Geesh, I read that last post about Dr. Dick and I sure seemed angry. I'm generally not an angry person, unless it involves politics or somebody being mean to helpless creatures or my husband trying to eat my ice cream. (In fairness, he usually thinks we're sharing. But I don't share ice cream. He should know that by now.)
Thank you all for your support. Your comments made me laugh and smile. Nobody else around here really does the MESA as their specialty (there was one kinda creepy looking urologist in town who claims he does them, but most of his practice is cancer-related) and Dr. Dick is supposed to be the best, which is really the most important thing. And I'm fairly certain that he wouldn't give us back our money if we canceled.
I think I am perhaps more nervous about Friday than I had realized. Babychaser totally called me out on it.

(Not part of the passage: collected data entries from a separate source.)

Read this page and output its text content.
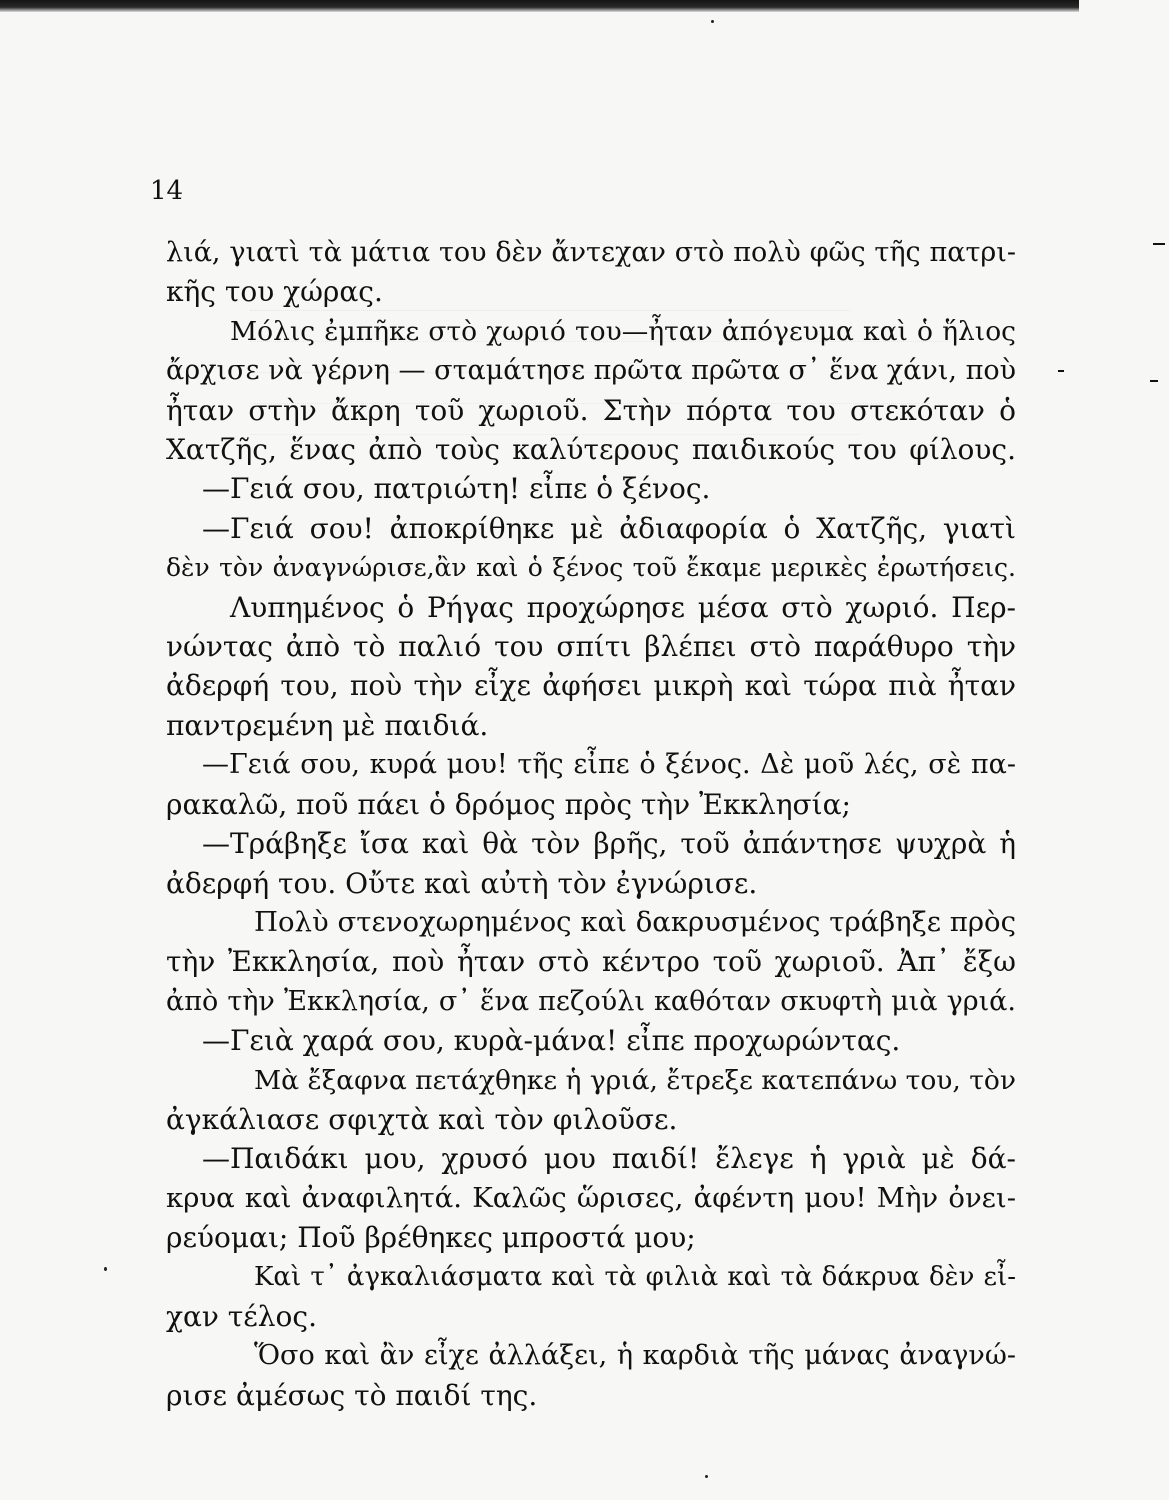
14
λιά, γιατὶ τὰ μάτια του δὲν ἄντεχαν στὸ πολὺ φῶς τῆς πατρι-
κῆς του χώρας.
Μόλις ἐμπῆκε στὸ χωριό του—ἦταν ἀπόγευμα καὶ ὁ ἥλιος
ἄρχισε νὰ γέρνη — σταμάτησε πρῶτα πρῶτα σ᾿ ἕνα χάνι, ποὺ
ἦταν στὴν ἄκρη τοῦ χωριοῦ. Στὴν πόρτα του στεκόταν ὁ
Χατζῆς, ἕνας ἀπὸ τοὺς καλύτερους παιδικούς του φίλους.
—Γειά σου, πατριώτη! εἶπε ὁ ξένος.
—Γειά σου! ἀποκρίθηκε μὲ ἀδιαφορία ὁ Χατζῆς, γιατὶ
δὲν τὸν ἀναγνώρισε,ἂν καὶ ὁ ξένος τοῦ ἔκαμε μερικὲς ἐρωτήσεις.
Λυπημένος ὁ Ρήγας προχώρησε μέσα στὸ χωριό. Περ-
νώντας ἀπὸ τὸ παλιό του σπίτι βλέπει στὸ παράθυρο τὴν
ἀδερφή του, ποὺ τὴν εἶχε ἀφήσει μικρὴ καὶ τώρα πιὰ ἦταν
παντρεμένη μὲ παιδιά.
—Γειά σου, κυρά μου! τῆς εἶπε ὁ ξένος. Δὲ μοῦ λές, σὲ πα-
ρακαλῶ, ποῦ πάει ὁ δρόμος πρὸς τὴν Ἐκκλησία;
—Τράβηξε ἴσα καὶ θὰ τὸν βρῆς, τοῦ ἀπάντησε ψυχρὰ ἡ
ἀδερφή του. Οὔτε καὶ αὐτὴ τὸν ἐγνώρισε.
Πολὺ στενοχωρημένος καὶ δακρυσμένος τράβηξε πρὸς
τὴν Ἐκκλησία, ποὺ ἦταν στὸ κέντρο τοῦ χωριοῦ. Ἀπ᾿ ἔξω
ἀπὸ τὴν Ἐκκλησία, σ᾿ ἕνα πεζούλι καθόταν σκυφτὴ μιὰ γριά.
—Γειὰ χαρά σου, κυρὰ-μάνα! εἶπε προχωρώντας.
Μὰ ἔξαφνα πετάχθηκε ἡ γριά, ἔτρεξε κατεπάνω του, τὸν
ἀγκάλιασε σφιχτὰ καὶ τὸν φιλοῦσε.
—Παιδάκι μου, χρυσό μου παιδί! ἔλεγε ἡ γριὰ μὲ δά-
κρυα καὶ ἀναφιλητά. Καλῶς ὥρισες, ἀφέντη μου! Μὴν ὀνει-
ρεύομαι; Ποῦ βρέθηκες μπροστά μου;
Καὶ τ᾿ ἀγκαλιάσματα καὶ τὰ φιλιὰ καὶ τὰ δάκρυα δὲν εἶ-
χαν τέλος.
Ὅσο καὶ ἂν εἶχε ἀλλάξει, ἡ καρδιὰ τῆς μάνας ἀναγνώ-
ρισε ἀμέσως τὸ παιδί της.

I am terrified that they won't find anything. Reading blogs has been an incredible blessing - I have this incredible community of all you amazing women - but I have also read so many blogs that are ten steps ahead of me and I know that my fairy tale of finding sperm and doing IVF and miraculously knocking me up on the first try might not happen. We might not find sperm, or I might be a poor responder, or our babies might not want to stick. (And of course we have to find money for all of this. That might be the most daunting of all.) There are just so many ways this can *not* work out and all of those thoughts are flitting about in the back of my head. I had a dream that we didn't even get to the surgery because we arrived and suddenly they needed more money than we had. (In my dream I started crying. In real life I would probably grab a scalpel and explain calmly to the doctor that unless he wanted *his* balls cut open, the surgery needed to happen. And then I would be arrested and have to hope that I could do IVF from jail.)
So for all of you who have that bitch Hope hanging around bugging you, if you could just send her
my way, I could definitely use some optimism. I know that we have a 90% chance that everything will be ok on Friday, but I am so focused on the negative.
Ah, one of the other things adding to my general stress... I haven't mentioned that one of the reasons we have no money is that A_ just finished l@w school. He's taking the bar exam today and tomorrow, so if you have incredible mind powers or you're tight with G*d or something, send some love his way. It's been a crappy couple of months while he studied, but I think it has kept his mind largely off of Friday.